Decades of work with adult blood stem cells have led to successful bone marrow transplant treatments that are used today to treat people who have leukemia, lymphoma and some inherited blood disorders. Today, blood stem cells can often be isolated from the blood rather than bone marrow.
While adult stem cell research holds much promise, blood stem cells offer the only proven therapies that can be carried out using adult stem cells. The claim that adult stem cells have been used to cure more than 70 diseases has been widely discredited.
Although scientists continue to try to expand the use of adult stem cells, a key limitation remains. So far, it has been very difficult to get many types of adult stem cells to reproduce in sufficient amounts to lead to effective treatments.
4. Induced pluripotent stem cells, or iPS cells, are adult cells reprogrammed to behave like embryonic stem cells.

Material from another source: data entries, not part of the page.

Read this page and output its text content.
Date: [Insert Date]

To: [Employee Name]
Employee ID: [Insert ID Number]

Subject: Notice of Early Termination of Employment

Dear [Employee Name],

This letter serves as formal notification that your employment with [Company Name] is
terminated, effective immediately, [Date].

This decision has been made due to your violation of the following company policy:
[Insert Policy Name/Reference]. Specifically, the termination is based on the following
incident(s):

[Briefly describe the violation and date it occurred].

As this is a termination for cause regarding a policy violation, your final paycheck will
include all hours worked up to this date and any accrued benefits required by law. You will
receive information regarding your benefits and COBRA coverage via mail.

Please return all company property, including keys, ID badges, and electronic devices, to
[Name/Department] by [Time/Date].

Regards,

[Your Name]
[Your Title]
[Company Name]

Recently, Japanese and American scientists have developed a third type of stem cell, which are skin cells that have been "reprogrammed" to be similar to embryonic stem cells.
About these cells, which are called "induced pluripotent cells", Morrison says, "This is exciting because it will really enhance our ability to study particularly inherited human diseases. But these cells aren't ready for prime time in terms of clinical use because the reprogramming process involves the use of viruses, which predispose those cells to cancer, and so none of the reprogrammed lines that we have so far at least would ever be usable in patients."
The discovery of iPS cells demonstrates the promise of embryonic stem cell research to lead to breakthroughs that would change the future of medicine; the ability to reprogram adult human cells was discovered as a result of research on human embryonic stem cells. While iPS cells are an exciting discovery, scientists agree it is too early to assess the technique's full potential and determine whether the reprogrammed cells truly can function the way embryonic stem cells do.
5. Michigan scientists want to explore all types of stem cells to look for treatments or cures. But they currently lack a key tool: the ability to develop their own embryonic stem cell lines.
Most Michigan scientists, along with many Michigan citizens affected by debilitating diseases, want current state law to be changed. If the Proposal 2 ballot initiative passes, the law would change to allow Michigan scientists to do what they currently cannot: develop new embryonic stem cell lines using early-stage embryos from fertilization clinics that would otherwise be discarded.
"Under current law, we in Michigan can study cell lines that are created outside of the state, but we can't derive our own new lines within the state," Morrison explains. "That's a crippling problem because most of the lines that we would like to be able to study, in order to study the diseases that affect the people of Michigan, don't exist yet."
O'Shea notes an important fact about Proposal 2: it requires that the allowed embryos are ones that couples designate for research. The proposal outlaws the sale or purchase of embryos for research and states the research needs to abide by federal law.